第一次世界大戦の「戦後」が終わり、第二次世界大戦の「戦前」が始まる境目は、1929年の世界恐慌であり、日本政治史的には、ロンドン海軍軍縮条約調印を統帥権の干犯だとして、浜口内閣が批判を浴び、首相が襲撃された頃のように思える。生まれていたわけではないが、そこらあたりで、紙面上でも空気がガラリと変わる。
日本の第二次世界大戦の「戦後」が終わり、新しい「戦前」が始まったとすれば、安保法案が成立した日であろうか。そうならないことを祈るばかりであるが、アメリカと一体となって、始めてしまう危険性が大いに増したように思える。
そうならないためには、2つの方法がある。一つは、国会の勢力図を変えて、今回の安保法制を廃止あるいは改正することである。2016年の参議院議員選挙、そして次の衆議院議員総選挙の2回とも反対派が勝利しなければならない。

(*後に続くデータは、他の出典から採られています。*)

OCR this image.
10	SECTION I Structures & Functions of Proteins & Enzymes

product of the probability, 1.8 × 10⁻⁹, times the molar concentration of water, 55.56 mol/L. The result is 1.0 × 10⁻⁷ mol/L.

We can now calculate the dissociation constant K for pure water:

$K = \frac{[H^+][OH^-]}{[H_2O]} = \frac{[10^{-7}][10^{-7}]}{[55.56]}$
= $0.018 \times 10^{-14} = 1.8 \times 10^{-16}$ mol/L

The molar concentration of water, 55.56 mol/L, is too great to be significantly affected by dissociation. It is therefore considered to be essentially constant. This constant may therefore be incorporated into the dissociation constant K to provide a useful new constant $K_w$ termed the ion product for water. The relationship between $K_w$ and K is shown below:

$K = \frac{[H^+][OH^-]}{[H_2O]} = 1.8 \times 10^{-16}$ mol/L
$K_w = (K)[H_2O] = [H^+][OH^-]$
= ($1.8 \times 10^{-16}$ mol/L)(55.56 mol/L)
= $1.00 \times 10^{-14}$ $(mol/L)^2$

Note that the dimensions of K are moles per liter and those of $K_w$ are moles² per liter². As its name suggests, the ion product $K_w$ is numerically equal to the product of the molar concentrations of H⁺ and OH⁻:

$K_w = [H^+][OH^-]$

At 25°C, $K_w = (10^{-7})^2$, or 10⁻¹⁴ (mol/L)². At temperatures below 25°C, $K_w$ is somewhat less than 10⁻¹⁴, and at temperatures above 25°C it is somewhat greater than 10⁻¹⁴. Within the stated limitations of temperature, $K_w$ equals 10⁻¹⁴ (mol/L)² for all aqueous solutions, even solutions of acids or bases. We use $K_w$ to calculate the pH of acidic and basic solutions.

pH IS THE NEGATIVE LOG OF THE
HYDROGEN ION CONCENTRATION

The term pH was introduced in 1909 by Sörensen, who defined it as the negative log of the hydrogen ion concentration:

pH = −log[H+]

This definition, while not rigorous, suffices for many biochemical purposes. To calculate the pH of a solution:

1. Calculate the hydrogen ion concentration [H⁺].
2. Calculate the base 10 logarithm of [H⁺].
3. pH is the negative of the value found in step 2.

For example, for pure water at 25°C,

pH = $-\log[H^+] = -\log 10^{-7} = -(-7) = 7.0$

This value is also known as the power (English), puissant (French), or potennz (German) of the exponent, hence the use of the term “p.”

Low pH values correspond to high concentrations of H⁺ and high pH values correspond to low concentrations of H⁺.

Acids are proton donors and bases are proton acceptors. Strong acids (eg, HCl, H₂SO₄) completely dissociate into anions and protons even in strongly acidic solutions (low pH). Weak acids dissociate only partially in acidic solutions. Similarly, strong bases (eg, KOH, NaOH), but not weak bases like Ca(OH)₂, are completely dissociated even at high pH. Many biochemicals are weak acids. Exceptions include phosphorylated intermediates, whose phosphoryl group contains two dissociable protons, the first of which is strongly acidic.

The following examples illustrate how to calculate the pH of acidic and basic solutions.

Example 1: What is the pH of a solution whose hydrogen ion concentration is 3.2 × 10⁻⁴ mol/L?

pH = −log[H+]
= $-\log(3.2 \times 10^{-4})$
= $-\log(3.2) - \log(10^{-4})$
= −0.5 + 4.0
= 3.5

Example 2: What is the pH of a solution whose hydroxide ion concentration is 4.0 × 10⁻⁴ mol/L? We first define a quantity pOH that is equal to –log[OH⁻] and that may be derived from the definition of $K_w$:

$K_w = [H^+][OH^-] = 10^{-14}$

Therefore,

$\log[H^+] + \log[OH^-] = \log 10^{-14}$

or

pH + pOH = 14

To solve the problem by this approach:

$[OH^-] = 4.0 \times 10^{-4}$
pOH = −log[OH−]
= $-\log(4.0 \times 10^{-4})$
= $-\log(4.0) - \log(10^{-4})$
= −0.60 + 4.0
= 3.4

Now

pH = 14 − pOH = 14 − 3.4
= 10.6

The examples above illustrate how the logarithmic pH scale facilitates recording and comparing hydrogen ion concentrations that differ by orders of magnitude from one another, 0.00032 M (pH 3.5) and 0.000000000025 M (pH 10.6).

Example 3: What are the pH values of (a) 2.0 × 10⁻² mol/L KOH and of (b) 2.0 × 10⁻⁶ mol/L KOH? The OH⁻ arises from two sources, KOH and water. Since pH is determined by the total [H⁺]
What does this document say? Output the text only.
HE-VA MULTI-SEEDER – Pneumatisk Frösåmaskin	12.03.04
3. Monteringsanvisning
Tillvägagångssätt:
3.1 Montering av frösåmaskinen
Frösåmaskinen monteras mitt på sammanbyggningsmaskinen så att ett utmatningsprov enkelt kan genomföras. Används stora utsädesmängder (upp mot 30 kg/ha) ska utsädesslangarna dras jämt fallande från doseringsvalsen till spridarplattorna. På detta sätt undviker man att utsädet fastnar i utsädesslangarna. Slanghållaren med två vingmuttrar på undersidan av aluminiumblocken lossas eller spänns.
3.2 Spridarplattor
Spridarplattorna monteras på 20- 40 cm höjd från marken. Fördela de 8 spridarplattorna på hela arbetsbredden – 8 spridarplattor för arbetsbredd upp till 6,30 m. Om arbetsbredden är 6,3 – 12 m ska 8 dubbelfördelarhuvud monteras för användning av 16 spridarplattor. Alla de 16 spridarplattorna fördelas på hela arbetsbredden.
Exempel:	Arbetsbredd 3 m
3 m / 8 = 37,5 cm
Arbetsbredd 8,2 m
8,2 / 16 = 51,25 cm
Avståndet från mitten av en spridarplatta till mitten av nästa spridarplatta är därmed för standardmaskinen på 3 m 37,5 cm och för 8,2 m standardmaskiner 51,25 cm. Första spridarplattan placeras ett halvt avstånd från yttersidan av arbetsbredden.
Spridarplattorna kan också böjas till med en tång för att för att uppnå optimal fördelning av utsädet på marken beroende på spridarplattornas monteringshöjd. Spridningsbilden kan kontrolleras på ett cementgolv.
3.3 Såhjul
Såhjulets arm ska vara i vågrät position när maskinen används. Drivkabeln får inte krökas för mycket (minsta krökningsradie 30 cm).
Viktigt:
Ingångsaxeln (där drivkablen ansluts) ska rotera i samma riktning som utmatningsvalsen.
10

初めて有権者になる18、19歳をはじめ、若者の投票率アップが欠かせないだろう。
問題なのは、民主党政権時代の失望感が強く、受け皿が心もとないことである。
「落選運動」は公職選挙法に引っかからないらしいので、少なくとも、賛成した議員は、落選させるしかあるまい。
もう一つは、最高裁判所が違憲判決を出すことである。日本では、抽象的に法律を合憲か違憲か判断するシステムにはなっていないので、何か事件が起きなければならない。戦死した自衛官の遺族が訴えることなどが考えられるが、それだとすでに戦争が始まっている。弁護士グループが何か知恵を絞ることを願う。
砂川事件判決では、高度に政治性のあることについては裁判所は判断しないという統治行為論を持ち出したが、その点も争点になる。大多数の憲法学者、元内閣法制局長官、元最高裁裁判官が違憲と言っているので、きちんと判断してもらいたいと思う。
ただし、違憲判決が出ても、国会が改正しない限り、法律としては生き続ける。
やっかいなのは、国民に本当の情報が提供されるかどうかである。それがないと、戦前が始まる危険性が高まる。大本営発表のように。ところが、安倍内閣はちゃんと手を打ってあった。特定秘密保護法である。
知らないうちに、戦争が始まることは、何としても避けたいところである。